Review: You Are Fatally Invited - Ande Pliego - February 2025

As someone who devours locked room mysteries like they're going out of style, I practically squealed when I spotted "You Are Fatally Invited" on the Whitcoulls website. The premise hit every single one of my reading sweet spots: a mysterious host gathering unsuspecting guests for revenge, an isolated setting with no escape, and the delicious meta-twist of thriller authors becoming victims of their own fictional murders. Sometimes the book gods smile down on us readers, and this felt like one of those moments.

Ande Pliego has crafted something wickedly clever here. Six thriller authors receive invitations to an exclusive writers' retreat hosted by the enigmatic J.R. Alastor—a reclusive author whose identity remains shrouded in mystery.
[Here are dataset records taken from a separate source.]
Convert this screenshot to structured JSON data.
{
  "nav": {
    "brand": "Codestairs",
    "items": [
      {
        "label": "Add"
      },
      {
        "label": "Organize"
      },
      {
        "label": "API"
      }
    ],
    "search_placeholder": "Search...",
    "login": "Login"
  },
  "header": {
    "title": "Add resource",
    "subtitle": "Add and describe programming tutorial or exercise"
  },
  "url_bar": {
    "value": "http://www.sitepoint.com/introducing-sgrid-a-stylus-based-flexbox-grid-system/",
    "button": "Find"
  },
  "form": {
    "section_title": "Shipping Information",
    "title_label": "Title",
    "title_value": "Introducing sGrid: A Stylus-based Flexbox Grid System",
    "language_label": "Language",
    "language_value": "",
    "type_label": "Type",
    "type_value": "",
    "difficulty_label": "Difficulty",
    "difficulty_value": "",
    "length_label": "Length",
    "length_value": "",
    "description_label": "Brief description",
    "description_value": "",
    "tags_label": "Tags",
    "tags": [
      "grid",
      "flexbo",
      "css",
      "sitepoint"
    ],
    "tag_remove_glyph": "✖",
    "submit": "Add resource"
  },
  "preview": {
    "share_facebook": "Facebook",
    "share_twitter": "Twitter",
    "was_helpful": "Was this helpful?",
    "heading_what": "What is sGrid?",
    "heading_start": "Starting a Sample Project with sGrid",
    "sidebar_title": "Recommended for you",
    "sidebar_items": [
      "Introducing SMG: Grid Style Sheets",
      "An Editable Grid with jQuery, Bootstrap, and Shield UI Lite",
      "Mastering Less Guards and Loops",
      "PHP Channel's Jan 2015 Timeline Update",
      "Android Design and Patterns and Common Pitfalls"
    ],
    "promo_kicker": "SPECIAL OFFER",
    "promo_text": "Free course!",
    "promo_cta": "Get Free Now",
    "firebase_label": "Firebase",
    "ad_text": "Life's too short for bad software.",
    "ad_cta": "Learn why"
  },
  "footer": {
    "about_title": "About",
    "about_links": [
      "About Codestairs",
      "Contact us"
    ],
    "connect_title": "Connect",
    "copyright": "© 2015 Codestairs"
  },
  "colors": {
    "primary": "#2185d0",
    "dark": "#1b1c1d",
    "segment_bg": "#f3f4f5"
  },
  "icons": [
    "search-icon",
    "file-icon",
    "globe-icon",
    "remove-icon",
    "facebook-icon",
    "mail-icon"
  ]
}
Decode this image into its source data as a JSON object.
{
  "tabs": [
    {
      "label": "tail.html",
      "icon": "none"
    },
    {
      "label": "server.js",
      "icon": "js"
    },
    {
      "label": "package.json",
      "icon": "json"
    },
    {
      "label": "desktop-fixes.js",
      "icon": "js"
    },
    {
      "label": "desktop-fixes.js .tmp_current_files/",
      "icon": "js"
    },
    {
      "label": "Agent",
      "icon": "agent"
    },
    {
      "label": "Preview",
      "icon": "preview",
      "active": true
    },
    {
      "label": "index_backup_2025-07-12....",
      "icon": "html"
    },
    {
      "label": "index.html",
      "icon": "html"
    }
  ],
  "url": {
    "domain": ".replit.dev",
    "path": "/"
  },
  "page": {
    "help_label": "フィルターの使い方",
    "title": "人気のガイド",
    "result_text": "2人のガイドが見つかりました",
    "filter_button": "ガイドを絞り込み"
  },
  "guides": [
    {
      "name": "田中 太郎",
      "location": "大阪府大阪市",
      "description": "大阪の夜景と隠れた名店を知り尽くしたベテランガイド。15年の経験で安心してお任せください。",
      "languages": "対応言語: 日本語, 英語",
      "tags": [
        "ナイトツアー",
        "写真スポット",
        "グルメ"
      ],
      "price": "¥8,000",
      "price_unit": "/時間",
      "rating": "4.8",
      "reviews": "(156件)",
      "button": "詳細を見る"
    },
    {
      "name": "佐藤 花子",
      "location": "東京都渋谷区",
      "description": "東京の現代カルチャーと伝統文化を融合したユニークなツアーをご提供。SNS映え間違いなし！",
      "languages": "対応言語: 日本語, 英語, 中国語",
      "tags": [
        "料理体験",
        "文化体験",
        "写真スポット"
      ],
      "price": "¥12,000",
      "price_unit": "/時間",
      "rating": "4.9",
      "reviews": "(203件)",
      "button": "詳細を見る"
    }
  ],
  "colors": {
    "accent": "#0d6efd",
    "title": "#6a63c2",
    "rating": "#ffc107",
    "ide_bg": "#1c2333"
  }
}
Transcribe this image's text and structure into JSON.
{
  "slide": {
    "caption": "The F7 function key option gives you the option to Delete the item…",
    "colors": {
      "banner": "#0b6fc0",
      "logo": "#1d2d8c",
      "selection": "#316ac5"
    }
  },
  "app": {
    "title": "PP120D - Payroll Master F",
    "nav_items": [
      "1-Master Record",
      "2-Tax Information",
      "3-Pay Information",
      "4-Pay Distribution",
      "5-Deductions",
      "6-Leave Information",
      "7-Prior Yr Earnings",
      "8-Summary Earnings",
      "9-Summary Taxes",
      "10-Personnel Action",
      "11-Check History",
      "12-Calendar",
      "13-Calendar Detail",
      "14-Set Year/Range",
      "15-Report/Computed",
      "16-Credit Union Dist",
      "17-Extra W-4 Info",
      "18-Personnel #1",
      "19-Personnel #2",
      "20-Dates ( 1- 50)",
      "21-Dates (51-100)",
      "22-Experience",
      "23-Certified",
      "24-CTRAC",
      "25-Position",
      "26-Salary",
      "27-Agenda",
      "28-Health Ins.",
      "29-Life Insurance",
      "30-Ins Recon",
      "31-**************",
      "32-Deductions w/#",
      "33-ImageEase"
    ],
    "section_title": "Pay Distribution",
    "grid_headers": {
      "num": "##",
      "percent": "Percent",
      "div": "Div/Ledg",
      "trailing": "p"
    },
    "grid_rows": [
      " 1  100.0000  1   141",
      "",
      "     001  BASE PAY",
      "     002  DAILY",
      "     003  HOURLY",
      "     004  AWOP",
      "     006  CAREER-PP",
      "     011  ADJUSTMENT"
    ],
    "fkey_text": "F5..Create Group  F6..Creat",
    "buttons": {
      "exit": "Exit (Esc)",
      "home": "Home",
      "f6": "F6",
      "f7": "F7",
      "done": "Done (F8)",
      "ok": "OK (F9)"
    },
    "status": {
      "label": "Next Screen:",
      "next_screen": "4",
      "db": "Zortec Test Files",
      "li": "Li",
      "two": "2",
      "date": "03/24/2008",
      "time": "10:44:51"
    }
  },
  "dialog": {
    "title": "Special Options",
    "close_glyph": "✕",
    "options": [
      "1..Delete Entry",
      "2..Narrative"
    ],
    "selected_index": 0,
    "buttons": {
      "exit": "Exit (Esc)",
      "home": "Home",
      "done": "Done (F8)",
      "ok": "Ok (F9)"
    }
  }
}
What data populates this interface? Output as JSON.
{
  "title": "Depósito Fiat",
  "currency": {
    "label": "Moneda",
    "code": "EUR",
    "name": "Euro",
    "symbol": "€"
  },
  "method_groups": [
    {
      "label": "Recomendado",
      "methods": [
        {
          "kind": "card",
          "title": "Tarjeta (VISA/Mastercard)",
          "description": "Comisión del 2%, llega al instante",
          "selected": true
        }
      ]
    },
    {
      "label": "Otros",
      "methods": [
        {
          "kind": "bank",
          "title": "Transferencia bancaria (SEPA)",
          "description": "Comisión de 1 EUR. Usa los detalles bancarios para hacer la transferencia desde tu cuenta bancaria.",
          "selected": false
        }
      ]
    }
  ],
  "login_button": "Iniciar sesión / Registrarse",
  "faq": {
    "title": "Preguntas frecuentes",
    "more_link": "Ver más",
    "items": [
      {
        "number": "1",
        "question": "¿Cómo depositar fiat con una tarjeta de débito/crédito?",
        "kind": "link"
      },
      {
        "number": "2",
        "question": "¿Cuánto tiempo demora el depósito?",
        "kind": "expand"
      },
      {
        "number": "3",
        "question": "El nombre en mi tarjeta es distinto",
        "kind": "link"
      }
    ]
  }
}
What begins as a dream opportunity quickly morphs into a nightmare as our literary protagonists realize they haven't been gathered for inspiration, but for retribution. Each author has wronged Alastor in some way, and now they're trapped on an island where their own fictional death scenes become terrifyingly real.

The meta-fictional element is what truly sets this apart from your standard revenge thriller. There's something deeply unsettling about watching authors—people who make their living crafting elaborate deaths—become victims of their own imagination. Pliego plays with the boundaries between fiction and reality in ways that had me questioning every plot device I've ever enjoyed in other thrillers.

The pacing is relentless. As the body count rises and escape routes dwindle, the remaining authors must confront not only their mysterious host but their own dark secrets. The island setting creates that claustrophobic atmosphere that makes locked room mysteries so addictive—there's nowhere to run, nowhere to hide, and the walls (or in this case, the ocean) are closing in.

While some character development felt rushed given the ensemble cast, Ande Pliego manages to give each author distinct motivations and believable flaws. The confession element adds psychological depth beyond the surface-level revenge plot, forcing readers to grapple with questions of justice, guilt, and whether any of these characters truly deserve salvation.

If you're a fan of revenge-driven narratives like Gretchen McNeil's "Ten" or Lucy Foley's "The Midnight Feast," this book belongs on your reading list. It's a love letter to the genre that simultaneously celebrates and subverts everything we love about locked room mysteries. Ande Pliego has created a thriller that's as much about the craft of writing suspense as it is about delivering it.

Sometimes you find exactly the book you didn't know you needed.